Dr. OgKill Kim, President of Ewha Womans University, invited me to teach in Seoul in the sociology department as a Fulbright Scholar. My Korean was poor, so most Koreans thought that I was a Japanese tourist. While doing anthropology research on shamanism and traditional medicine, I met OkSun Mun, a famous Jeju Island shaman. She was one of the most intelligent women I have ever met.
I left my job as an Instructor in the anthropology department at Michigan State University. My heart’s desire was to join the United Nations. Marshall Sahlins, the chairman of my dissertation committee, told me that it would “ruin my career” to join the UN and suggested that I apply for a job at Stanford University. I declined.
After leading a group of exchange students in Japan, I returned to Korea to visit my aunt, DoShyn Song, in Seoul. A friend from Ewha Womans University invited me to the school’s retreat in the eastern Sorak Mountains. The students stayed out of the sunshine as much as possible so they wouldn’t tan. I occasionally coaxed them outside the black roofed tent to play on the beach.

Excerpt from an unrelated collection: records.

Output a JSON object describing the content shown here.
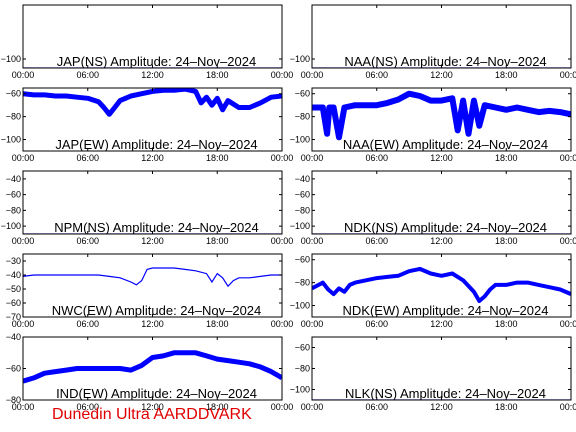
{
  "footer": "Dunedin Ultra AARDDVARK",
  "colors": {
    "trace": "#0000ff",
    "axes": "#000000",
    "footer": "#e00000"
  },
  "chart_data": [
    {
      "type": "line",
      "title": "JAP(NS) Amplitude: 24-Nov-2024",
      "yticks": [
        -100
      ],
      "ylim": [
        -110,
        -40
      ],
      "x_ticks": [
        "00:00",
        "06:00",
        "12:00",
        "18:00",
        "00:00"
      ],
      "series": [
        {
          "x": [
            0,
            1,
            2,
            3,
            4,
            5,
            6,
            7,
            8,
            9,
            10,
            11,
            12,
            13,
            14,
            15,
            16,
            17,
            18,
            19,
            20,
            21,
            22,
            23,
            24
          ],
          "values": [
            -110,
            -110,
            -110,
            -110,
            -110,
            -110,
            -110,
            -110,
            -110,
            -110,
            -110,
            -110,
            -110,
            -110,
            -110,
            -110,
            -110,
            -110,
            -110,
            -110,
            -110,
            -110,
            -110,
            -110,
            -110
          ]
        }
      ]
    },
    {
      "type": "line",
      "title": "NAA(NS) Amplitude: 24-Nov-2024",
      "yticks": [
        -100
      ],
      "ylim": [
        -110,
        -40
      ],
      "x_ticks": [
        "00:00",
        "06:00",
        "12:00",
        "18:00",
        "00:00"
      ],
      "series": [
        {
          "x": [
            0,
            1,
            2,
            3,
            4,
            5,
            6,
            7,
            8,
            9,
            10,
            11,
            12,
            13,
            14,
            15,
            16,
            17,
            18,
            19,
            20,
            21,
            22,
            23,
            24
          ],
          "values": [
            -110,
            -110,
            -110,
            -110,
            -110,
            -110,
            -110,
            -110,
            -110,
            -110,
            -110,
            -110,
            -110,
            -110,
            -110,
            -110,
            -110,
            -110,
            -110,
            -110,
            -110,
            -110,
            -110,
            -110,
            -110
          ]
        }
      ]
    },
    {
      "type": "line",
      "title": "JAP(EW) Amplitude: 24-Nov-2024",
      "yticks": [
        -60,
        -80,
        -100
      ],
      "ylim": [
        -110,
        -55
      ],
      "x_ticks": [
        "00:00",
        "06:00",
        "12:00",
        "18:00",
        "00:00"
      ],
      "band": 5,
      "series": [
        {
          "x": [
            0,
            1,
            2,
            3,
            4,
            5,
            6,
            7,
            7.5,
            8,
            8.5,
            9,
            10,
            11,
            12,
            13,
            14,
            15,
            16,
            16.5,
            17,
            17.5,
            18,
            18.5,
            19,
            20,
            21,
            22,
            23,
            24
          ],
          "values": [
            -60,
            -61,
            -61,
            -62,
            -62,
            -63,
            -64,
            -67,
            -72,
            -78,
            -72,
            -66,
            -62,
            -60,
            -58,
            -57,
            -57,
            -56,
            -58,
            -68,
            -63,
            -70,
            -64,
            -74,
            -66,
            -72,
            -72,
            -68,
            -63,
            -62
          ]
        }
      ]
    },
    {
      "type": "line",
      "title": "NAA(EW) Amplitude: 24-Nov-2024",
      "yticks": [
        -60,
        -80,
        -100
      ],
      "ylim": [
        -110,
        -55
      ],
      "x_ticks": [
        "00:00",
        "06:00",
        "12:00",
        "18:00",
        "00:00"
      ],
      "band": 6,
      "series": [
        {
          "x": [
            0,
            1,
            1.4,
            1.6,
            2,
            2.5,
            3,
            4,
            5,
            6,
            7,
            8,
            9,
            10,
            10.5,
            11,
            12,
            13,
            13.5,
            14,
            14.5,
            15,
            15.5,
            16,
            17,
            18,
            19,
            20,
            21,
            22,
            23,
            24
          ],
          "values": [
            -72,
            -72,
            -95,
            -72,
            -72,
            -98,
            -72,
            -70,
            -70,
            -70,
            -68,
            -65,
            -60,
            -62,
            -64,
            -66,
            -66,
            -64,
            -92,
            -66,
            -95,
            -66,
            -88,
            -70,
            -72,
            -74,
            -72,
            -74,
            -76,
            -75,
            -76,
            -78
          ]
        }
      ]
    },
    {
      "type": "line",
      "title": "NPM(NS) Amplitude: 24-Nov-2024",
      "yticks": [
        -40,
        -60,
        -80,
        -100
      ],
      "ylim": [
        -110,
        -30
      ],
      "x_ticks": [
        "00:00",
        "06:00",
        "12:00",
        "18:00",
        "00:00"
      ],
      "series": [
        {
          "x": [
            0,
            1,
            2,
            3,
            4,
            5,
            6,
            7,
            8,
            9,
            10,
            11,
            12,
            13,
            14,
            15,
            16,
            17,
            18,
            19,
            20,
            21,
            22,
            23,
            24
          ],
          "values": [
            -110,
            -110,
            -110,
            -110,
            -110,
            -110,
            -110,
            -110,
            -110,
            -110,
            -110,
            -110,
            -110,
            -110,
            -110,
            -110,
            -110,
            -110,
            -110,
            -110,
            -110,
            -110,
            -110,
            -110,
            -110
          ]
        }
      ]
    },
    {
      "type": "line",
      "title": "NDK(NS) Amplitude: 24-Nov-2024",
      "yticks": [
        -40,
        -60,
        -80,
        -100
      ],
      "ylim": [
        -110,
        -30
      ],
      "x_ticks": [
        "00:00",
        "06:00",
        "12:00",
        "18:00",
        "00:00"
      ],
      "series": [
        {
          "x": [
            0,
            1,
            2,
            3,
            4,
            5,
            6,
            7,
            8,
            9,
            10,
            11,
            12,
            13,
            14,
            15,
            16,
            17,
            18,
            19,
            20,
            21,
            22,
            23,
            24
          ],
          "values": [
            -110,
            -110,
            -110,
            -110,
            -110,
            -110,
            -110,
            -110,
            -110,
            -110,
            -110,
            -110,
            -110,
            -110,
            -110,
            -110,
            -110,
            -110,
            -110,
            -110,
            -110,
            -110,
            -110,
            -110,
            -110
          ]
        }
      ]
    },
    {
      "type": "line",
      "title": "NWC(EW) Amplitude: 24-Nov-2024",
      "yticks": [
        -30,
        -40,
        -50,
        -60,
        -70
      ],
      "ylim": [
        -70,
        -25
      ],
      "x_ticks": [
        "00:00",
        "06:00",
        "12:00",
        "18:00",
        "00:00"
      ],
      "series": [
        {
          "x": [
            0,
            1,
            2,
            3,
            4,
            5,
            6,
            7,
            8,
            9,
            10,
            10.5,
            11,
            11.5,
            12,
            13,
            14,
            15,
            16,
            17,
            17.5,
            18,
            18.5,
            19,
            19.5,
            20,
            21,
            22,
            23,
            24
          ],
          "values": [
            -41,
            -40,
            -40,
            -40,
            -40,
            -40,
            -40,
            -40,
            -41,
            -42,
            -45,
            -47,
            -44,
            -36,
            -35,
            -35,
            -35,
            -36,
            -37,
            -39,
            -45,
            -39,
            -42,
            -48,
            -44,
            -42,
            -42,
            -41,
            -40,
            -40
          ]
        }
      ]
    },
    {
      "type": "line",
      "title": "NDK(EW) Amplitude: 24-Nov-2024",
      "yticks": [
        -60,
        -80,
        -100
      ],
      "ylim": [
        -110,
        -55
      ],
      "x_ticks": [
        "00:00",
        "06:00",
        "12:00",
        "18:00",
        "00:00"
      ],
      "band": 4,
      "series": [
        {
          "x": [
            0,
            1,
            1.5,
            2,
            2.5,
            3,
            3.5,
            4,
            5,
            6,
            7,
            8,
            9,
            10,
            11,
            12,
            13,
            14,
            15,
            15.5,
            16,
            16.5,
            17,
            18,
            19,
            20,
            21,
            22,
            23,
            24
          ],
          "values": [
            -85,
            -80,
            -86,
            -90,
            -85,
            -88,
            -82,
            -80,
            -78,
            -76,
            -75,
            -74,
            -70,
            -68,
            -72,
            -74,
            -72,
            -78,
            -88,
            -96,
            -92,
            -86,
            -82,
            -82,
            -80,
            -80,
            -82,
            -84,
            -86,
            -90
          ]
        }
      ]
    },
    {
      "type": "line",
      "title": "IND(EW) Amplitude: 24-Nov-2024",
      "yticks": [
        -40,
        -60,
        -80
      ],
      "ylim": [
        -80,
        -40
      ],
      "x_ticks": [
        "00:00",
        "06:00",
        "12:00",
        "18:00",
        "00:00"
      ],
      "band": 5,
      "series": [
        {
          "x": [
            0,
            1,
            2,
            3,
            4,
            5,
            6,
            7,
            8,
            9,
            10,
            11,
            12,
            13,
            14,
            15,
            16,
            17,
            18,
            19,
            20,
            21,
            22,
            23,
            24
          ],
          "values": [
            -68,
            -66,
            -63,
            -62,
            -61,
            -60,
            -60,
            -60,
            -60,
            -60,
            -61,
            -58,
            -53,
            -52,
            -50,
            -50,
            -50,
            -52,
            -54,
            -55,
            -56,
            -57,
            -59,
            -62,
            -66
          ]
        }
      ]
    },
    {
      "type": "line",
      "title": "NLK(NS) Amplitude: 24-Nov-2024",
      "yticks": [
        -60,
        -80,
        -100
      ],
      "ylim": [
        -110,
        -50
      ],
      "x_ticks": [
        "00:00",
        "06:00",
        "12:00",
        "18:00",
        "00:00"
      ],
      "series": [
        {
          "x": [
            0,
            1,
            2,
            3,
            4,
            5,
            6,
            7,
            8,
            9,
            10,
            11,
            12,
            13,
            14,
            15,
            16,
            17,
            18,
            19,
            20,
            21,
            22,
            23,
            24
          ],
          "values": [
            -110,
            -110,
            -110,
            -110,
            -110,
            -110,
            -110,
            -110,
            -110,
            -110,
            -110,
            -110,
            -110,
            -110,
            -110,
            -110,
            -110,
            -110,
            -110,
            -110,
            -110,
            -110,
            -110,
            -110,
            -110
          ]
        }
      ]
    }
  ]
}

While at the University of Michigan, I earned an AB in French Literature, and a MA and PhD in Anthropology. My dissertation covered the history of French winegrowers’ cooperatives. After living for two years in Rognes, a remote French village, my English got worse. My Provençal French improved. Old men in the village thought that a Vietnamese woman had come to write a novel about them, so they divulged many good tales. It’s not the only time I’ve been involved in a case of mistaken identity.

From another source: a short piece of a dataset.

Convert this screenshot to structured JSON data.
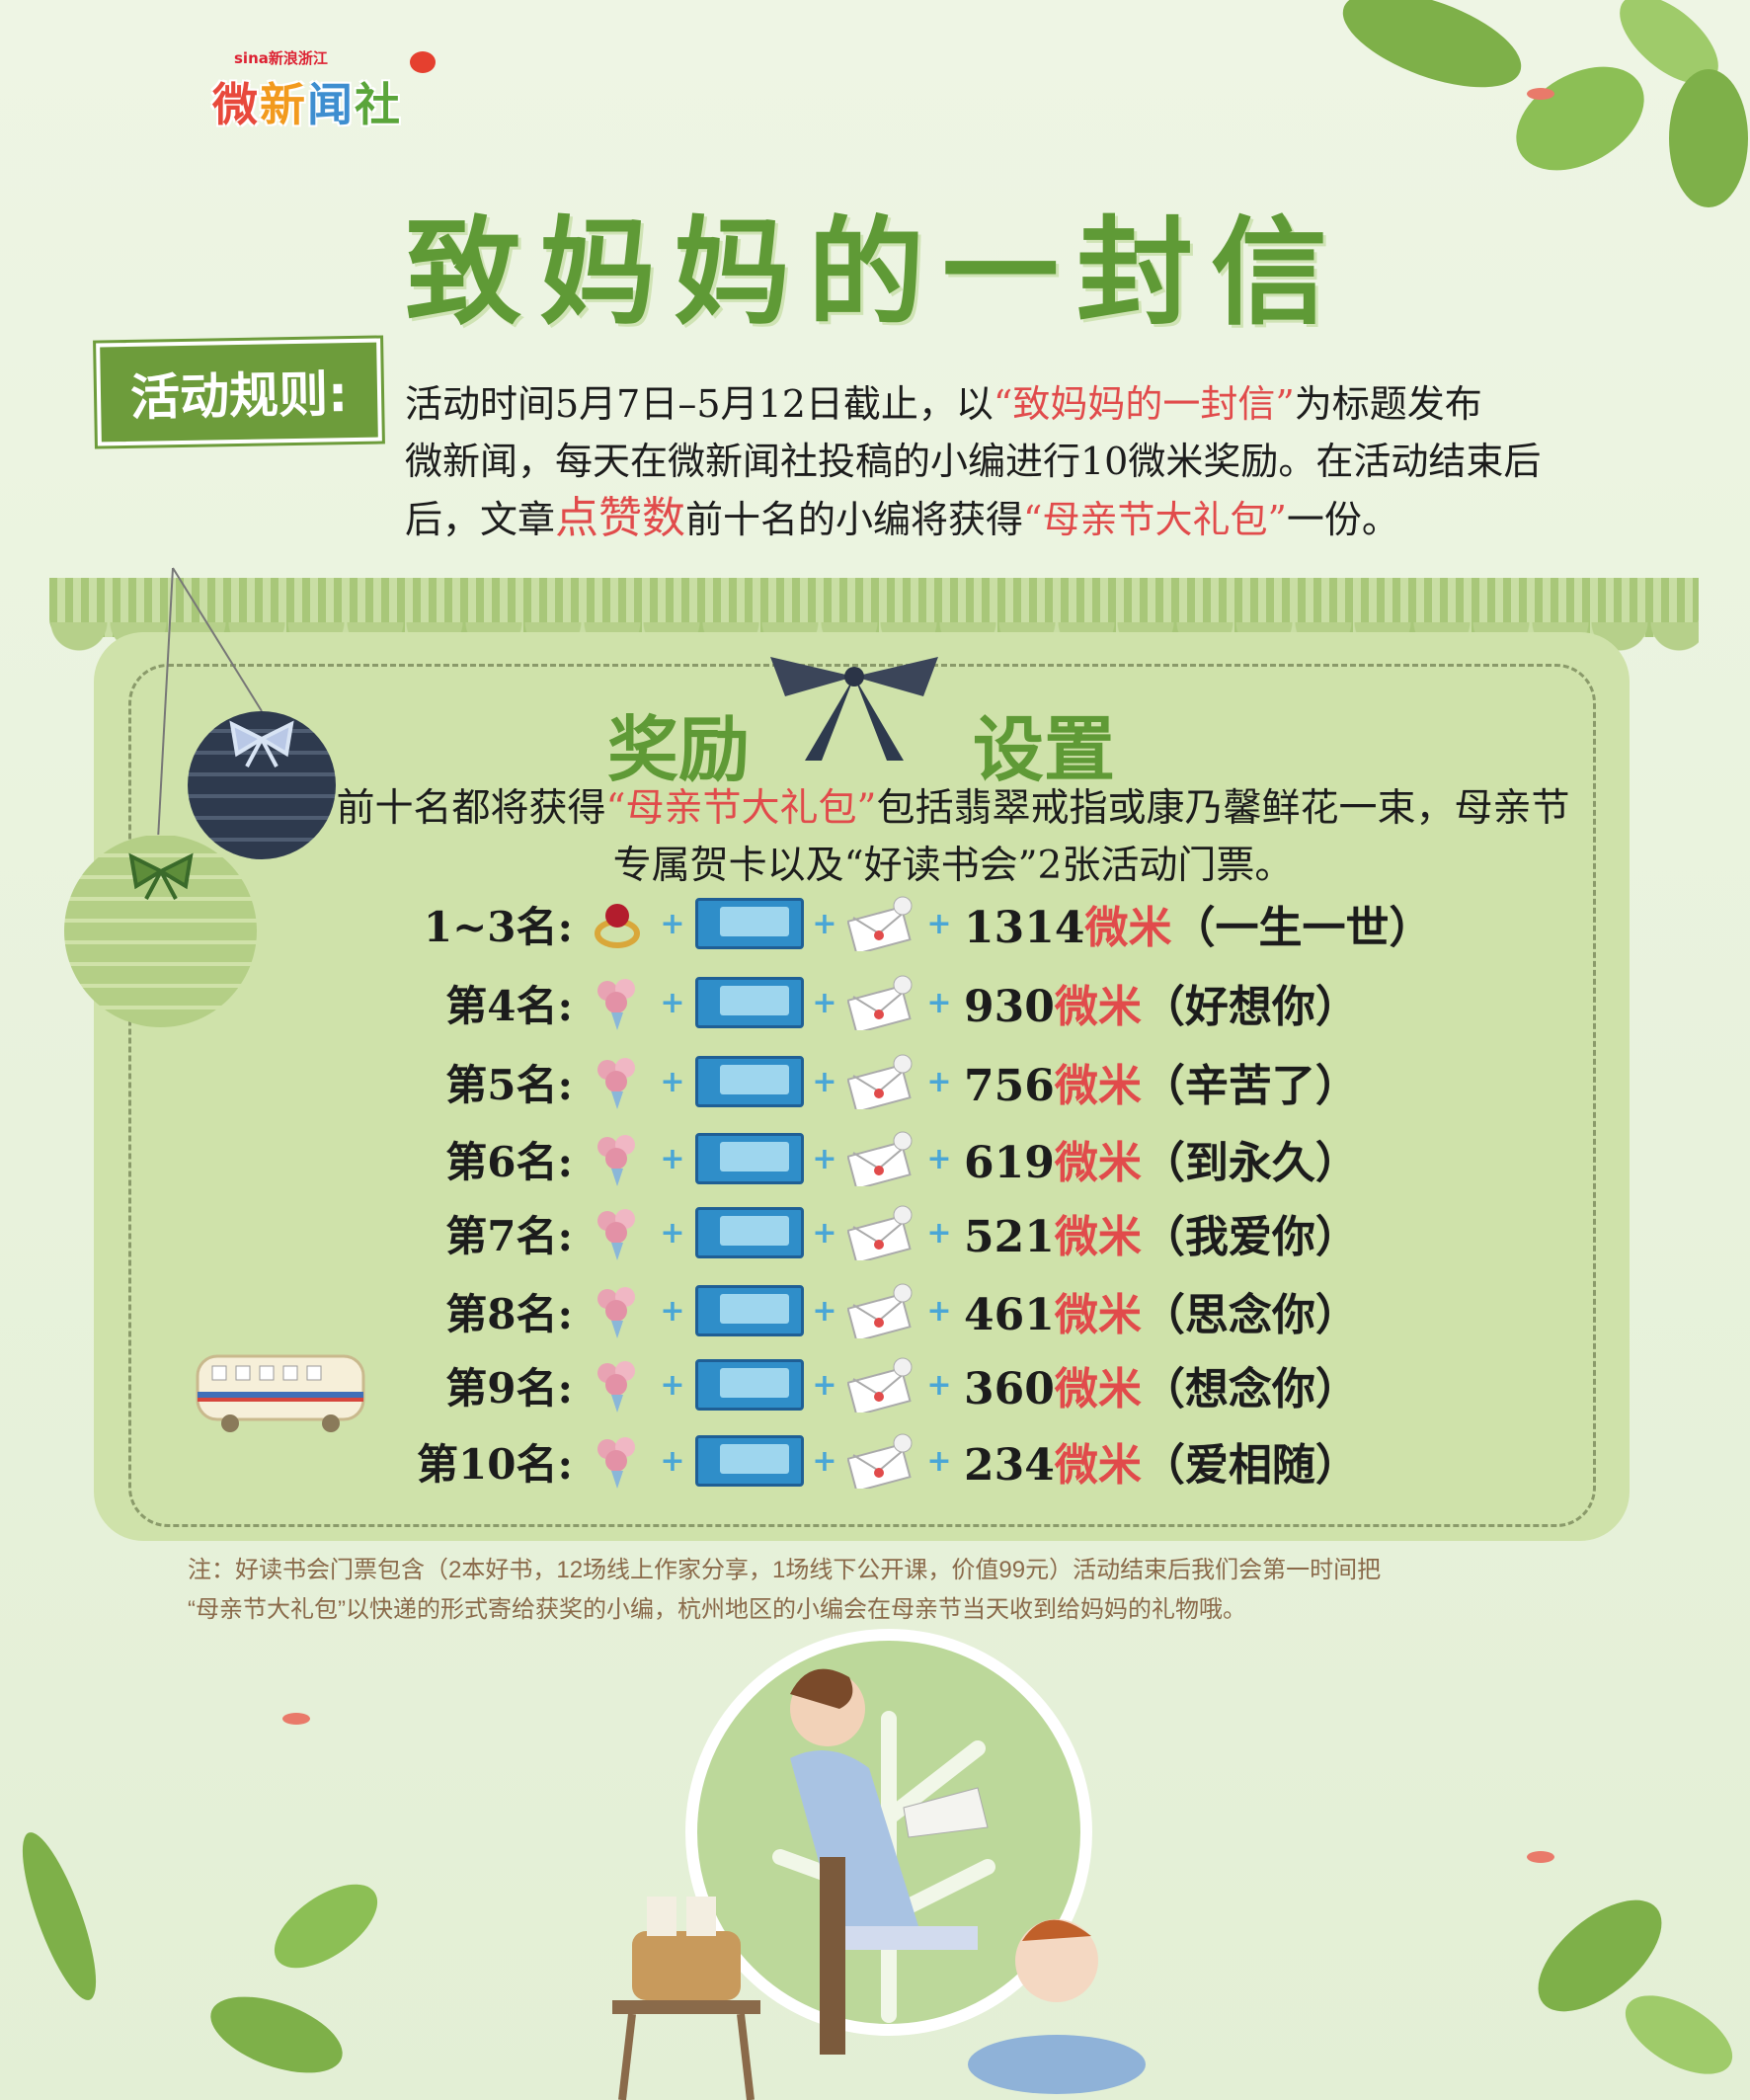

I graduated from Ann Arbor High School. My future career tests said that I would go into social sciences. My friends wished me luck in becoming a famous artist. My only theatre performance in my life was when I played a princess in The King and I. My picture is still up in the school’s “Hall of Fame”–but not for acting.
I won a local talent contest playing Strauss’ Black Hawk Waltz on the piano. A limo picked me up to take me to Detroit, where I played piano on a television show. Mischa Kotler, music director for the television network, gave me piano lessons when I visited with my mother. His parrot was very funny.
My siblings and I were reunited with our parents in Seoul. My aunt’s many connections with army generals and government officials arranged our passage on a US Navy ship from Busan to San Francisco. American immigration officers didn’t believe our visas were real and threw us into jail. My aunt, PokShyn Song Line, and her husband, Winfield H. Line, rescued us and took us to our new Michigan home. At night, we were afraid of the outside world and cried if windows were left open.
My family had to leave our homes that had been filled with joy and music. The Russian army turned our house into its headquarters. My father fled to avoid conscription and was thrown into prison when he arrived in Seoul. My mother left to find him. Later, during cold winter nights, I was carried on a stranger’s back while my older siblings walked hundreds of miles from Pyongyang to Seoul. Farmers fed us the most wonderful noodles we have ever tasted.
As they say in the Buddhist tradition, I was “reborn” a girl in war-torn Pyongyang, North Korea. My grandfather, SangChum Song, named me “Soon-Young.” It means “peace forever.” My mother, KyungShyn Song Yoon, couldn’t remember if I was born in the Year of the Monkey or the Year of the Chicken. That has puzzled fortune tellers ever since.